In this paper we calculate the critical scaling exponents describing the variation of both the positive Lyapunov exponent, λ ⁺, and the mean residence time, \(\langle\) τ \(\rangle\), near the second order phase transition critical point for dynamical systems experiencing crisis-induced intermittency. We study in detail 2-dimensional 2-parameter nonlinear quadratic mappings of the form: X _n+1 = f ₁(X _n , Y _n ; A, B) and Y _n+1 = f ₂(X _n , Y _n ; A, B) which contain in their parameter space (A, B) a region where there is crisis-induced intermittent behaviour. Specifically, the Henon, the Mira 1, and Mira 2 maps are investigated in the vicinity of the crises. We show that near a critical point the following scaling relations hold: \(\langle\) τ \(\rangle\) ~ |A – A _c |^-γ, (λ ⁺ – λ _c ⁺) ~ |A – A _c |^βA and (λ ⁺ – λ _c ⁺) ~ |B – B _c |^βB. The subscript c on a quantity denotes its value at the critical point.

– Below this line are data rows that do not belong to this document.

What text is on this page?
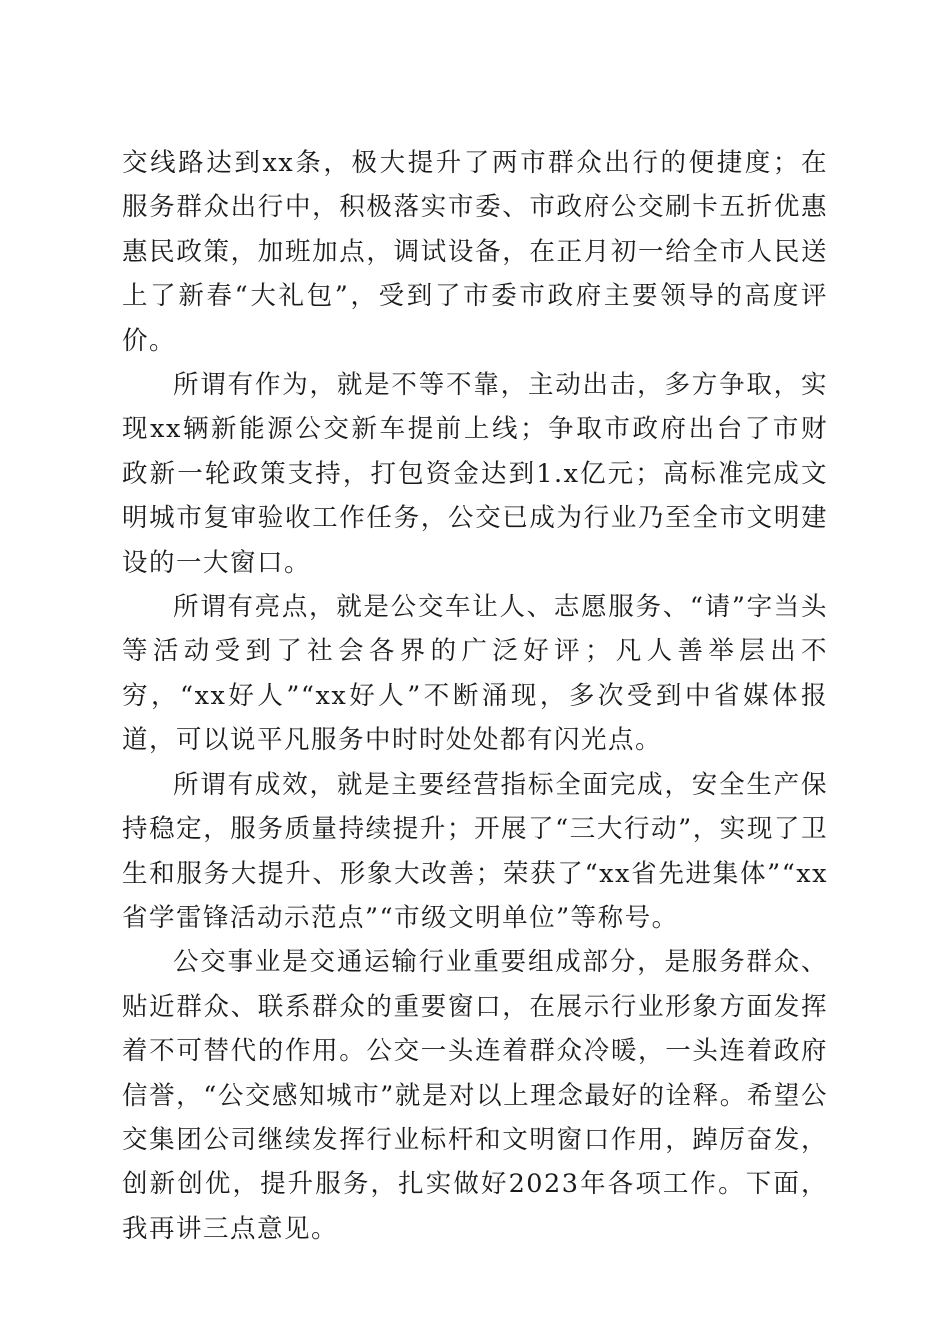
交线路达到xx条，极大提升了两市群众出行的便捷度；在服务群众出行中，积极落实市委、市政府公交刷卡五折优惠惠民政策，加班加点，调试设备，在正月初一给全市人民送上了新春“大礼包”，受到了市委市政府主要领导的高度评价。

所谓有作为，就是不等不靠，主动出击，多方争取，实现xx辆新能源公交新车提前上线；争取市政府出台了市财政新一轮政策支持，打包资金达到1.x亿元；高标准完成文明城市复审验收工作任务，公交已成为行业乃至全市文明建设的一大窗口。

所谓有亮点，就是公交车让人、志愿服务、“请”字当头等活动受到了社会各界的广泛好评；凡人善举层出不穷，“xx好人”“xx好人”不断涌现，多次受到中省媒体报道，可以说平凡服务中时时处处都有闪光点。

所谓有成效，就是主要经营指标全面完成，安全生产保持稳定，服务质量持续提升；开展了“三大行动”，实现了卫生和服务大提升、形象大改善；荣获了“xx省先进集体”“xx省学雷锋活动示范点”“市级文明单位”等称号。

公交事业是交通运输行业重要组成部分，是服务群众、贴近群众、联系群众的重要窗口，在展示行业形象方面发挥着不可替代的作用。公交一头连着群众冷暖，一头连着政府信誉，“公交感知城市”就是对以上理念最好的诠释。希望公交集团公司继续发挥行业标杆和文明窗口作用，踔厉奋发，创新创优，提升服务，扎实做好2023年各项工作。下面，我再讲三点意见。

All these maps exhibit a chaos to chaos second order phase transition across the critical point. We find these scaling exponents satisfy the scaling relation γ = β _B (\(\frac{1}{\beta_{A}}\) – 1), which is analogous to Widom’s scaling law. We find strong agreement between the scaling relationship and numerical results.